1 Attention ! Dans le but d’anonymiser les décisions en ligne, les initiales ont été remplacées par des lettres qui ne sont pas les initiales du nom. Ainsi, Madame Sanchez, Maire, est remplacée par la lettre K.

 

2 réponses

  1. Arnaud dit :

    Plusieurs réflexions :

    1/ Alain Loëb perd sur toute la ligne, mais il permet à Madame la Rapporteure publique de repréciser la position du Conseil d’État sur la création de site internet.

    « Contrairement au tribunal administratif, elle n’aurait même pas été jusqu’à proposer d’annuler l’élection du maire et des adjoints pour ce motif. »

    La justice est compliquée sur les sites internet, c’est technique. Mais il n’y a avait pas de quoi casser trois pattes à un canard : on a préparé un nouveau site internet (celui-là) pour remplacer l’ancien site totalement caduque et vétuste, et cela n’a rien coûté à la commune.

    Lors de l’élection de la Maire et des adjoints, le trombinoscope qui comportait la mention « adjoint » sous les trombines de M. Pinto et Mme Desabaye a été changé. On a retiré ces mentions à leur demande ! Ils ne voulaient plus, et M. Pinto voulait devenir maire !

    Cette maquette était pour bonne part encore en latin et en anglais (on fait du faux texte pour la mise en page). Et ce site était inconnu du public. J’espère que vous l’appréciez aujourd’hui ?

    2/ M. Alain Loëb introduit une requête contre Madame Sanchez et des conseillers majoritaire au Conseil d’État. Il perd !

    Après plusieurs recours au Tribunal administratif, où il a été débouté, il perd encore dans les plus hautes instances.

    Après 4 recours de l’opposition au TA, à l’heure où l’on examine une réforme de la justice afin de la désengorger, était-il nécessaire d’engager une procédure perdue d’avance ?

    C’est l’argent du contribuable ! Et une justice embouteillée…

    3/ L’affichage sauvage :

    Nous avons des panneaux d’affichage public.

    M. Loëb colle aujourd’hui pour la droite, avait collé pour lui en 2014 sur ces mêmes panneaux, non il n’y a pas d’affichage interdit.

    Pour ce qui est de la campagne en cours, nous avons proposé pour les élections du moment un accord plutôt intelligent pour l’affichage avec M. Jubert : nous prenons la moitié de l’espace à gauche, lui l’autre moitié. Mais nos affiches sont arrachées par son équipe, il ne reste à ce jour que celles de la liste « Jubert-Terlez » à gauche, et celle du RN à droite sur le panneau de la gare.

    Si cet accord, accepté pour Saint-Pierre par le candidat, n’est pas respecté, je n’en blâme pas Daniel Jubert que j’ai en estime. Mais il devrait être mieux entendu de son équipe de campagne.

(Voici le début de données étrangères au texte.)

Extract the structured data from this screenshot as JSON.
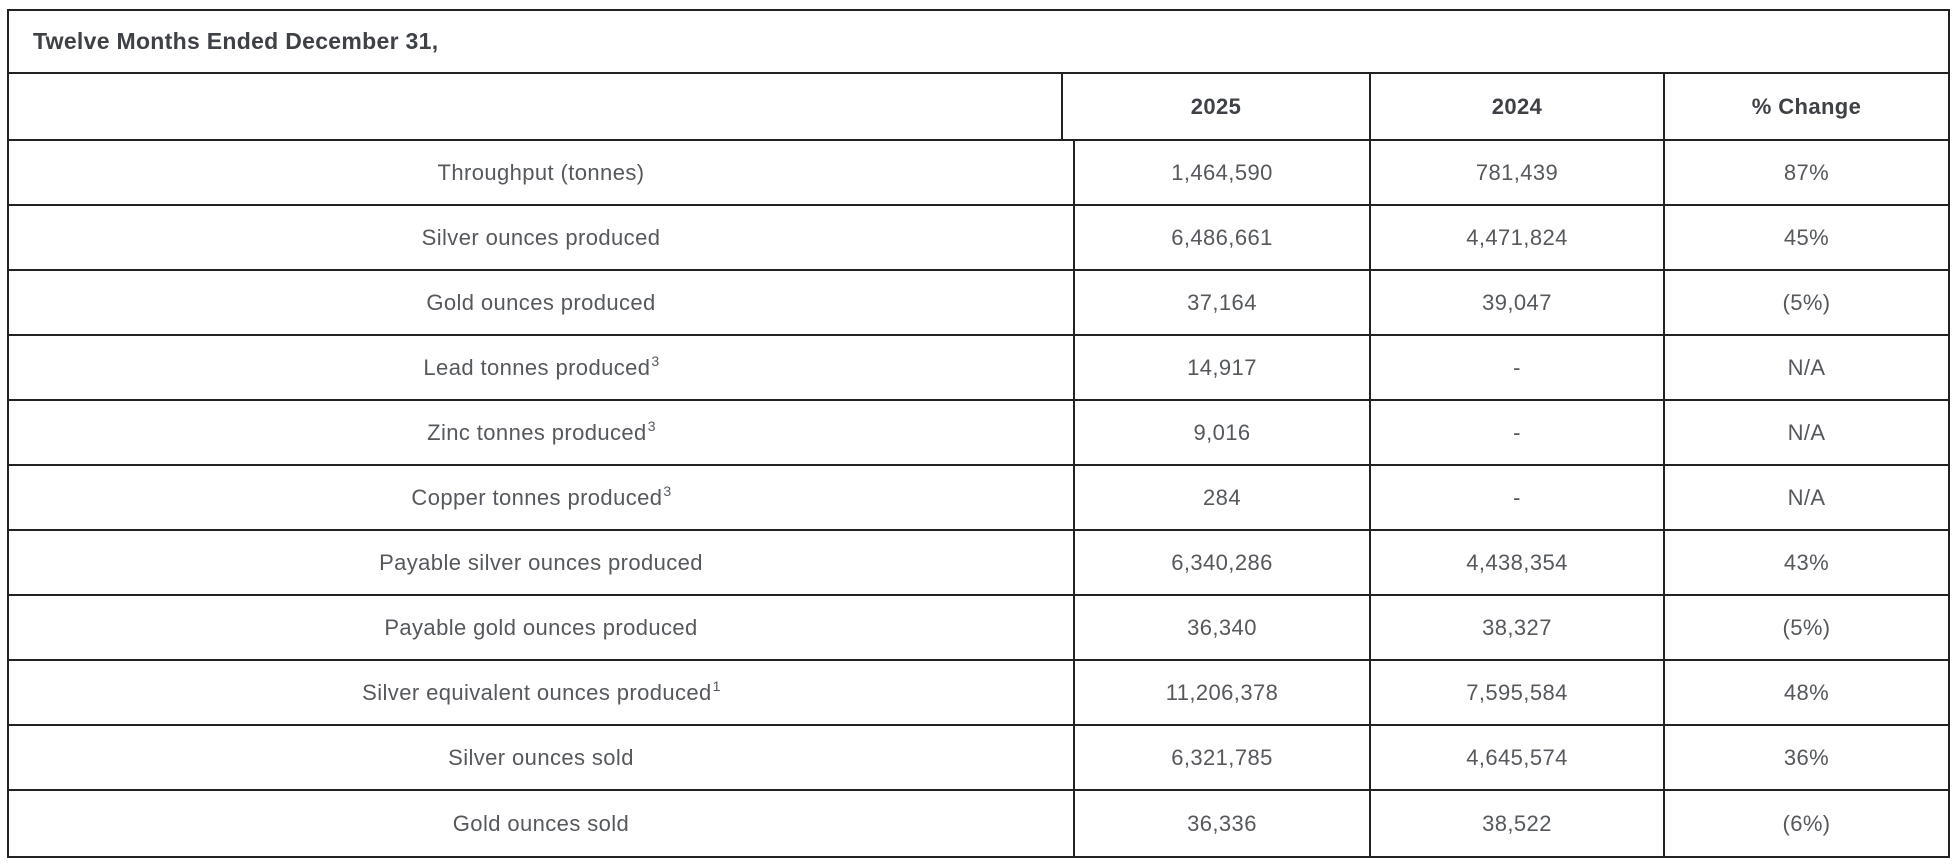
{
  "table": {
    "title": "Twelve Months Ended December 31,",
    "columns": {
      "year_a": "2025",
      "year_b": "2024",
      "change": "% Change"
    },
    "rows": [
      {
        "label": "Throughput (tonnes)",
        "sup": "",
        "v2025": "1,464,590",
        "v2024": "781,439",
        "change": "87%"
      },
      {
        "label": "Silver ounces produced",
        "sup": "",
        "v2025": "6,486,661",
        "v2024": "4,471,824",
        "change": "45%"
      },
      {
        "label": "Gold ounces produced",
        "sup": "",
        "v2025": "37,164",
        "v2024": "39,047",
        "change": "(5%)"
      },
      {
        "label": "Lead tonnes produced",
        "sup": "3",
        "v2025": "14,917",
        "v2024": "-",
        "change": "N/A"
      },
      {
        "label": "Zinc tonnes produced",
        "sup": "3",
        "v2025": "9,016",
        "v2024": "-",
        "change": "N/A"
      },
      {
        "label": "Copper tonnes produced",
        "sup": "3",
        "v2025": "284",
        "v2024": "-",
        "change": "N/A"
      },
      {
        "label": "Payable silver ounces produced",
        "sup": "",
        "v2025": "6,340,286",
        "v2024": "4,438,354",
        "change": "43%"
      },
      {
        "label": "Payable gold ounces produced",
        "sup": "",
        "v2025": "36,340",
        "v2024": "38,327",
        "change": "(5%)"
      },
      {
        "label": "Silver equivalent ounces produced",
        "sup": "1",
        "v2025": "11,206,378",
        "v2024": "7,595,584",
        "change": "48%"
      },
      {
        "label": "Silver ounces sold",
        "sup": "",
        "v2025": "6,321,785",
        "v2024": "4,645,574",
        "change": "36%"
      },
      {
        "label": "Gold ounces sold",
        "sup": "",
        "v2025": "36,336",
        "v2024": "38,522",
        "change": "(6%)"
      }
    ],
    "colors": {
      "border": "#222222",
      "header_text": "#3e4145",
      "body_text": "#55585c",
      "background": "#ffffff"
    }
  },
  "chart_data": {
    "type": "table",
    "title": "Twelve Months Ended December 31,",
    "columns": [
      "",
      "2025",
      "2024",
      "% Change"
    ],
    "rows": [
      [
        "Throughput (tonnes)",
        "1,464,590",
        "781,439",
        "87%"
      ],
      [
        "Silver ounces produced",
        "6,486,661",
        "4,471,824",
        "45%"
      ],
      [
        "Gold ounces produced",
        "37,164",
        "39,047",
        "(5%)"
      ],
      [
        "Lead tonnes produced [3]",
        "14,917",
        "-",
        "N/A"
      ],
      [
        "Zinc tonnes produced [3]",
        "9,016",
        "-",
        "N/A"
      ],
      [
        "Copper tonnes produced [3]",
        "284",
        "-",
        "N/A"
      ],
      [
        "Payable silver ounces produced",
        "6,340,286",
        "4,438,354",
        "43%"
      ],
      [
        "Payable gold ounces produced",
        "36,340",
        "38,327",
        "(5%)"
      ],
      [
        "Silver equivalent ounces produced [1]",
        "11,206,378",
        "7,595,584",
        "48%"
      ],
      [
        "Silver ounces sold",
        "6,321,785",
        "4,645,574",
        "36%"
      ],
      [
        "Gold ounces sold",
        "36,336",
        "38,522",
        "(6%)"
      ]
    ]
  }
}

    4/ S’il n’a que ça à faire, des recours, des recours et encore des recours, cela prend énormément de temps aux élus qui travaillent effectivement sur le terrain, en plus des magistrats.

    Tout ce temps, et tout cet argent, devrait servir à la commune et aux habitants, pas pour nourrir les ambitions électorales de certains.

    5/ M. Loëb a connu une carrière politique des plus « ouvertes » : il est passé au PC, puis au PSU, puis au PS, ensuite PRG, il a adhéré aux verts de 2003 à 2008, et, dès qu’il a été élu, a rendu sa carte. Il milite aujourd’hui pour ce centre droit.

    M. Schwartz disait que seuls les imbéciles ne changeaient pas d’avis. D’accord, parce qu’on peut se tromper. Et M. Loëb s’est beaucoup trompé apparemment.

    Mais jusqu’où s’arrêtera ce changement de ligne politique ?

    6/ Il a perdu. Tout le temps. On fait une pause et on bosse ? Pour la commune et les habitants. Plutôt que vouloir annuler les élections et éliminer la concurrence. Si tant est que nous soyons concurrents…

    Je reste bénévole, j’ai envie d’aider mes concitoyens.